Bir insan hava çok sıcak olduğunda; “Aman be, üf, sıkıldım, patladım, bu ne kadar sıcak!” derse bu gizli bir şirktir, Allâh (c.c.) muhâfaza buyursun; ama çoğunluk, -ehlullah hariç- bilmeden söylediği için Cenâb-ı Hakk affetmiştir. Onun için insanın ağzından çıkan sözlere çok dikkat etmesi lazımdır.
Havanın sıcaklığından soğukluğundan bahsederken dahi insan ağzından çıkanı düşünmesi gerekir. Bilinmelidir ki Allâh (c.c.)’dan başka hiçbir varlığın hava durumunu düzenleme şansı yoktur.
Müslümanların içerisindeki münâfıklar Resûlullâh (s.a.v.) gaybı bilir miydi, bilmez miydi gibi münakaşaları açıyor. Bir kere Allâh (c.c.) bildirdikten sonra her şeyi bilir.
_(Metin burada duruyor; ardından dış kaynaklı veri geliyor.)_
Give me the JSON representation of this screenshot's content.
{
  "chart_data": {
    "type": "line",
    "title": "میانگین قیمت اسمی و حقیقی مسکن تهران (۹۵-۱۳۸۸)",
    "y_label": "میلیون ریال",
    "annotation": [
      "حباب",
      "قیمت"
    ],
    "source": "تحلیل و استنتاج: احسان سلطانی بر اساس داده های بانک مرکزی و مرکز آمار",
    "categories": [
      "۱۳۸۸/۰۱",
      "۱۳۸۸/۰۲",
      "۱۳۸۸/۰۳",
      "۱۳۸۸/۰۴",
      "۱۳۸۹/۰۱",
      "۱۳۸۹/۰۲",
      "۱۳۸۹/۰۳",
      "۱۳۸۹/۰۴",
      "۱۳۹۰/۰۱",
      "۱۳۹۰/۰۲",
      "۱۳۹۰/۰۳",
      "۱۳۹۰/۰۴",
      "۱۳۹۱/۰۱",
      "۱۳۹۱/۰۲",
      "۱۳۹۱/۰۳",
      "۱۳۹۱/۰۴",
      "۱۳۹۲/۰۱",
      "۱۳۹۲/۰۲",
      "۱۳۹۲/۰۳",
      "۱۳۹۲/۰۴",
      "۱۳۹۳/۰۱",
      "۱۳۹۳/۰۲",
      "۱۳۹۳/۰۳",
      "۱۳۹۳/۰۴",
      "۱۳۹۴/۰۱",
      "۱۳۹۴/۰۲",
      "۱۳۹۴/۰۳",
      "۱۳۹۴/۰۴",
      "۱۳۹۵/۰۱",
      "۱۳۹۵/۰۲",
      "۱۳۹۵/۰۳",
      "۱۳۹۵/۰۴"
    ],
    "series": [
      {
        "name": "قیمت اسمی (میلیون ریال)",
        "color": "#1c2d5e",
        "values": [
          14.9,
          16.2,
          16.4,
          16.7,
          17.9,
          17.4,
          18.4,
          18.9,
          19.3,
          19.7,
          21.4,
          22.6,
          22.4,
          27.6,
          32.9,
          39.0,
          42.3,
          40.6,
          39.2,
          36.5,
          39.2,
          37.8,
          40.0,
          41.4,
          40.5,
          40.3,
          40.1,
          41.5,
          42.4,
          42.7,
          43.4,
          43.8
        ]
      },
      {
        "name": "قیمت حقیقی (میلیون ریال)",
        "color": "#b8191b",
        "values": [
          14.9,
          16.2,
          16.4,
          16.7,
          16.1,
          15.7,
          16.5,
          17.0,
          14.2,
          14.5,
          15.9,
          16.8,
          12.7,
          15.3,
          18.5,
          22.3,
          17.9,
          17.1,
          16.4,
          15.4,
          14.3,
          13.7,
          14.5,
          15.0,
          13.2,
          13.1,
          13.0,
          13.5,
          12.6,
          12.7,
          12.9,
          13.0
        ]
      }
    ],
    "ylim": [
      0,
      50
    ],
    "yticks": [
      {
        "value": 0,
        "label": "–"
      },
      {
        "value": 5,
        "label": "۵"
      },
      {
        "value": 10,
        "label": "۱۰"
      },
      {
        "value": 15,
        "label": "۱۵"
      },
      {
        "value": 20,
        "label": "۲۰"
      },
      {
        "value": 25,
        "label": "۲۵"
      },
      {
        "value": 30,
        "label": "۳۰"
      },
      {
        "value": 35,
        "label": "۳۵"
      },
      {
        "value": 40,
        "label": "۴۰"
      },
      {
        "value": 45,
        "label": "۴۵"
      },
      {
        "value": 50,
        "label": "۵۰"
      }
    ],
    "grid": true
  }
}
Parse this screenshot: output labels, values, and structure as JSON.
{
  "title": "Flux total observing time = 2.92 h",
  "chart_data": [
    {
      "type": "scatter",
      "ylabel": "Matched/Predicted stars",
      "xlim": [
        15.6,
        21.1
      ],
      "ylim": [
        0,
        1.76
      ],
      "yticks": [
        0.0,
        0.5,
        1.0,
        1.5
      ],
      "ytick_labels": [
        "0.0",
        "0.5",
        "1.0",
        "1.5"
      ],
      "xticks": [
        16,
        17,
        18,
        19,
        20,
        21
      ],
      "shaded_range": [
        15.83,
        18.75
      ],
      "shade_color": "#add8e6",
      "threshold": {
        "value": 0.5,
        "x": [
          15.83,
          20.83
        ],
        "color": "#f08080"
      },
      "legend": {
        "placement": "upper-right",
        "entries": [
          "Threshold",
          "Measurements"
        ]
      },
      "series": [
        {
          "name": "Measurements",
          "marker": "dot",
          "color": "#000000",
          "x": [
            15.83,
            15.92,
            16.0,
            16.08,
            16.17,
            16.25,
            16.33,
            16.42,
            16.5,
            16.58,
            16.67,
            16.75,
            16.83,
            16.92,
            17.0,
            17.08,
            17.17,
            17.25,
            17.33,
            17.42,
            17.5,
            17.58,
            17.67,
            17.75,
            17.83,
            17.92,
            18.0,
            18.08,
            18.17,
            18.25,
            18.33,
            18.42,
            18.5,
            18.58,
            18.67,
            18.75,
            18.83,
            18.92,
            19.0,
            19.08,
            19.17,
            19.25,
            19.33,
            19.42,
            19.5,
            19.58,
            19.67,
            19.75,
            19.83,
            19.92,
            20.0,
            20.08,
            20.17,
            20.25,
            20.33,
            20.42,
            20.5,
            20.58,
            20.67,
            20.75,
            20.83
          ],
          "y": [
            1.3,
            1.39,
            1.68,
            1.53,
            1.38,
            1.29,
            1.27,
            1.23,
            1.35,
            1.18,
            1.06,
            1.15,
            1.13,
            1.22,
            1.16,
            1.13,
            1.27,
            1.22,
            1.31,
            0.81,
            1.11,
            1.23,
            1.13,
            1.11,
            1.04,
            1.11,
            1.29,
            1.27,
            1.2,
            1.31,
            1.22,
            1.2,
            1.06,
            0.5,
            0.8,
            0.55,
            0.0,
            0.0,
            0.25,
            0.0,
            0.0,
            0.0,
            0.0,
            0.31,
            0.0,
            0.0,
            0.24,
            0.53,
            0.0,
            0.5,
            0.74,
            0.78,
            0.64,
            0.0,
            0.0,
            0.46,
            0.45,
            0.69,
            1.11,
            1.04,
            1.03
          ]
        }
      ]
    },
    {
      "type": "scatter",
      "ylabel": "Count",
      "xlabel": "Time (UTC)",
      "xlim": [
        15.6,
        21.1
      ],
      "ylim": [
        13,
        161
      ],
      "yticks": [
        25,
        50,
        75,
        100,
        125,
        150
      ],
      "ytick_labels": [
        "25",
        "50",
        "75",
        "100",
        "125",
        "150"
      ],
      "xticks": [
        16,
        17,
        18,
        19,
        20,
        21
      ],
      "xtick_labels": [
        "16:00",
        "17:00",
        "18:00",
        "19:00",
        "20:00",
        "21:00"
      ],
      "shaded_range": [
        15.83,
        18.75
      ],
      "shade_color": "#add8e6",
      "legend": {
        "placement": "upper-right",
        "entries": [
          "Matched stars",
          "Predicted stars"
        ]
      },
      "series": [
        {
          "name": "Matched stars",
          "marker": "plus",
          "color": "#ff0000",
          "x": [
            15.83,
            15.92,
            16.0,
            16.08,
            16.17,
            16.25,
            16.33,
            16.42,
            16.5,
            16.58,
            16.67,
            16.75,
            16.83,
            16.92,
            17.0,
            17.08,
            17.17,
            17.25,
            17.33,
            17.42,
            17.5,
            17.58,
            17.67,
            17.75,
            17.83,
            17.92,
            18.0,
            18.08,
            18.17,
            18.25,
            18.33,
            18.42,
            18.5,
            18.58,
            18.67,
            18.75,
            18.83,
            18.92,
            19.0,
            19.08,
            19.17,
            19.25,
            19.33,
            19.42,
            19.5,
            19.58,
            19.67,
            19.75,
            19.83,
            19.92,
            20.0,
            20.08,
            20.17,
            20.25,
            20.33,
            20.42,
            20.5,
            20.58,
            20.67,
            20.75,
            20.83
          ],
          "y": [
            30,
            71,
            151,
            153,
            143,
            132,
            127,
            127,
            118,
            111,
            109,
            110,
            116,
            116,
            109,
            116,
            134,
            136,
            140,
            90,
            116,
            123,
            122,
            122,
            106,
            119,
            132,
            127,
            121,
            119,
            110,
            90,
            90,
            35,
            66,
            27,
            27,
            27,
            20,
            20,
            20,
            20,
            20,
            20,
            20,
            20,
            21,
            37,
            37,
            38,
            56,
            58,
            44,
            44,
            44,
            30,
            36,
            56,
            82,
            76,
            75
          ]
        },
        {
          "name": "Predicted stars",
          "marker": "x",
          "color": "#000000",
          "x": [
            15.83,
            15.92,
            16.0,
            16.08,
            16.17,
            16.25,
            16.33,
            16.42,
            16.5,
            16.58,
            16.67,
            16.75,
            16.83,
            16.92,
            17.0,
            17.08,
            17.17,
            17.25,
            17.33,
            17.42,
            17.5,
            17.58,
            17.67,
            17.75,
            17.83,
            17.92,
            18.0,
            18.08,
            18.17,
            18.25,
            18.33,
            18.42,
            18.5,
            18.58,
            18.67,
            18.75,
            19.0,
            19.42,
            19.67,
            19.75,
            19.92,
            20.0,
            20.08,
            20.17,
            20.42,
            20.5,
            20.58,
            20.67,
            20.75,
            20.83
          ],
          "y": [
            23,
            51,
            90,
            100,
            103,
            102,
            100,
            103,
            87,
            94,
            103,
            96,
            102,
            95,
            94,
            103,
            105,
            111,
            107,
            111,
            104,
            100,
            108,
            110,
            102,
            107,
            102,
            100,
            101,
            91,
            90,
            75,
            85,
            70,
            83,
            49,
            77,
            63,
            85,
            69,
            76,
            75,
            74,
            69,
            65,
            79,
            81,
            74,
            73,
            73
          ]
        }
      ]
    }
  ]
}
Ama Hakk Te‘âlâ hazretlerinin mutlak gayb dediği beş şey vardır. Onu kimse bilmez, kimseye bildirmiyor Allâh (c.c.). Bunların dışında, Efendimiz (s.a.v.)’e kıyâmete kadar olacak birçok şeyleri bildirdi, O (s.a.v.) de bize bildirdi. Hiç kimse Nebî (s.a.v.) gaybi bilir demiyor, gaybden haber verir diyor. Mutlak gayb olan beş şeye gelince; Allâh (c.c.) ilk olarak, yağmur ne zaman yağacak onu ben bilirim buyuruyor.
İkinci olarak, yarının rızkı nedir, onu da ancak Allâh (c.c.) bilir. Mahmûd Sâmî Ramazanoğlu (k.s.) hazretleri bunu anlatırken; “Evinizde güzel yemekler hazırlarsınız, komşunuzdan daha güzeli gelir kendinizinkini bırakır onu yersiniz.” diye örneklendirirdi.
Üçüncü olarak, rahimlerde olanı ancak Allâh (c.c.) bilir. Nebiyy-i Ekrem (s.a.v.) Efendimiz “Kırkıncı gün bir melek gelir, o rahimdeki çocuğun şahsiyetini üfler.” buyurmuşlardır. Demek ki kırkıncı gün şahsiyeti bir melek üflediğine göre Allâh (c.c.) o meleğe bunu bildirdi ve “Allâh (c.c.)’dan başka hiç kimse bilmez” ifadesinin ilk kırk gün ile sınırlı olduğu anlaşıldı. Şimdi ultrason cihazlarıyla bebeğin cinsiyetini en erken altıncı haftadan sonra gözlemleyebiliyorlar.
Dördüncü olarak, insanın ecelinin nerede ve ne zaman olacağını ancak Allâh (c.c.) bilir. Beşinci ve son olarak da kıyametin ne zaman kopacağını da ancak Allâh (c.c.) bilir.